In Ratched hat Sarah Paulson zuletzt als mysteriöse Krankenschwester überzeugt. Nun spielt sie in Run eine Mutter, die ebenfalls nicht ganz ohne eine dunkle Seite daherkommt. Ob der neue Film vom Regisseur von Searching wieder Spannung mit dem gewissen Etwas bietet, erfahrt ihr in dieser Filmkritik.
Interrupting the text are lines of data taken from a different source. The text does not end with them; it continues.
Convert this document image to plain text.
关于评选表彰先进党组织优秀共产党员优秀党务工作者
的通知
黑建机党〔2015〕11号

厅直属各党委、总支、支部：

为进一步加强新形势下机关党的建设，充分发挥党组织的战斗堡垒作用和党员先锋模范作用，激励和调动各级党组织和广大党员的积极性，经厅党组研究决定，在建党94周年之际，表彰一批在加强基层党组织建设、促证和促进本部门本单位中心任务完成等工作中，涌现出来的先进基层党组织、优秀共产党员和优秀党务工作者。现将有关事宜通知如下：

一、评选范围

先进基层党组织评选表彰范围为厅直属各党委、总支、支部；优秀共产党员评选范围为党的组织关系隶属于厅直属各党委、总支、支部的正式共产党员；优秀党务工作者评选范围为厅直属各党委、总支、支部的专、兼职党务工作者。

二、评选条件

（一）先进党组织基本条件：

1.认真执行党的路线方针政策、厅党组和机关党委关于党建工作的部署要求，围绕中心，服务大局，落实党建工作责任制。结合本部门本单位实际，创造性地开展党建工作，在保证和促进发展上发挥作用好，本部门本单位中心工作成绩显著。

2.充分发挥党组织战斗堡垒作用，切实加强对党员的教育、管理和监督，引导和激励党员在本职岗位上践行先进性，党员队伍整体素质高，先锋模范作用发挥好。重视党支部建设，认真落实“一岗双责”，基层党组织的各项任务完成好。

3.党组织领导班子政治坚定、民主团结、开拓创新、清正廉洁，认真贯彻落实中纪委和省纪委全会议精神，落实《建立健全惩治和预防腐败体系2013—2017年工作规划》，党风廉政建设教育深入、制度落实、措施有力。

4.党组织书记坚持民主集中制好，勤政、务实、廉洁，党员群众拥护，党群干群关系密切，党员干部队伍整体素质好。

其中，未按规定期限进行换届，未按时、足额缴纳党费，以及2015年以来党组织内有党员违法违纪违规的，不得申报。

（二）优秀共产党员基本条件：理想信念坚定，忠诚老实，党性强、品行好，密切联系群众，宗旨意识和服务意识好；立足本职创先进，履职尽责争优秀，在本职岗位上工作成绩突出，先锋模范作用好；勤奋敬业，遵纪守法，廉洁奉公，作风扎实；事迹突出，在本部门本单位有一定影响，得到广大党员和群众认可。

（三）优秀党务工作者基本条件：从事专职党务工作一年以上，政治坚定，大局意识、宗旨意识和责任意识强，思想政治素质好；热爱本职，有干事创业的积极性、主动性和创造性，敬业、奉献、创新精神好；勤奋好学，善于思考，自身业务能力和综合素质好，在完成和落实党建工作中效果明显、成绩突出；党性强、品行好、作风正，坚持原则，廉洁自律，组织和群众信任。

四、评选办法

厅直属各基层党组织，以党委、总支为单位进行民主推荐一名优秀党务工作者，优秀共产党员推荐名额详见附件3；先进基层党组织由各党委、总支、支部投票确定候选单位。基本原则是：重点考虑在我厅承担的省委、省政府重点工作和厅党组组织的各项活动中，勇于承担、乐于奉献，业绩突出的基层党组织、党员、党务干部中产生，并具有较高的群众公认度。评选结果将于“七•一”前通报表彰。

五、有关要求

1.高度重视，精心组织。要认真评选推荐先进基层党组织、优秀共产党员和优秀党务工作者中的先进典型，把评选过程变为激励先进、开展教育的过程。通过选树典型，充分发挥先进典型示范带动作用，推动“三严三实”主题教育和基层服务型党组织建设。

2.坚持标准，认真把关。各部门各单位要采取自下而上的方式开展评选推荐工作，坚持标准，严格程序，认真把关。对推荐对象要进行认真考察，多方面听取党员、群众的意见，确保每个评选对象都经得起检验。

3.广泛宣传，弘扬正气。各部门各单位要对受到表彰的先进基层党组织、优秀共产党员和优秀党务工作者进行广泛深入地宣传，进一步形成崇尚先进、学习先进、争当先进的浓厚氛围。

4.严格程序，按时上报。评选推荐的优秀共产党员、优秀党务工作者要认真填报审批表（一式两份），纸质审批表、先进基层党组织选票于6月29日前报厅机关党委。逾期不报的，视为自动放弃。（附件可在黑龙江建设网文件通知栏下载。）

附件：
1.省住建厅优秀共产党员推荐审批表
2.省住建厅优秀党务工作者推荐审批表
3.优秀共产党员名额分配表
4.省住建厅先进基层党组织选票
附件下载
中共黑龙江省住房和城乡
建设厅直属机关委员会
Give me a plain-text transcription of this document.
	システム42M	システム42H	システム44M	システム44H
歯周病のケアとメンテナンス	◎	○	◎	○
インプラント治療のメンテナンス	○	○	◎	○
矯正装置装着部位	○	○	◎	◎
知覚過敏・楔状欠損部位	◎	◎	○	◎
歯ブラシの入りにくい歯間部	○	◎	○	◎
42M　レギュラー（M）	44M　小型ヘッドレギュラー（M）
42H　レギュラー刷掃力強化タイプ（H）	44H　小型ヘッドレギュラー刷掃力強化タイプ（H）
Die Handlung von Run – Du kannst ihr nicht entkommen
Eigentlich kann sich Chloe Sherman (Kiera Allen) glücklich schätzen, eine Mutter wie Diane (Sarah Paulson) zu haben. Der Teenager hat nicht nur große Einschränkungen durch diverse Krankheiten wie Diabetes oder Asthma, sondern ist auch an den Rollstuhl gebunden und muss täglich unzählige Medikamente einnehmen. Ohne eine Mutter, die sich bereitwillig für ihre Tochter aufopfert, könnte Chloe wohl nicht wie gewöhnliche Jugendliche langsam dem College entgegenfiebern.
Seltsamerweise bekommt sie jedoch auf ihre Unibewerbungen keine Antworten und als ihre Mutter eines Tages vom Einkaufen nach Hause kommt, entdeckt Chloe, dass auch mit einer Tablettendose etwas nicht stimmt. Langsam beginnt sie an den Geschichten, die ihre Mom ihr auftischt, zu zweifeln. Verheimlicht die Übermutter etwas vor ihrer kranken Tochter? Es beginnt eine Suche nach der Wahrheit hinter den Medikamenten, ihrer Krankheit und ihrer Vergangenheit.
Langsam bröckelt die idyllische Zweisamkeit
Zu Beginn erfahren wir, dass es schon bei der Geburt von Chloe Komplikationen gab. Daraus resultiert eine tiefe Verbundenheit, die weit über ein normales Mutter-Tochter-Verhältnis hinausgeht. Das zerbrechliche Mädchen wird zuhause unterrichtet, mit zig Medikamenten therapiert und fast komplett von der Außenwelt abgeschirmt. Nichtsdestotrotz schlummert selbst in einem Teenager mit solch außergewöhnlicher Kindheit der Wunsch nach Selbstständigkeit und Freiheit. Doch genau davor, dass dieses Begehren in Chloe zu stark wird, hat Diane die größte Angst. Mit dem zunehmenden Hinterfragen bestimmter Dinge durch Chloe, wächst auch beim Zuschauer immer mehr die Skepsis gegenüber der Rechtschaffenheit der Mustermutter. An dieser Stelle müsste man eigentlich eine Parallele zu einer Serie aus dem vorletzten Jahr, die leider zu offensichtlich ist, ansprechen. Dies soll aus Spoiler-Gründen jedoch erst am Ende des Textes kurz geschehen.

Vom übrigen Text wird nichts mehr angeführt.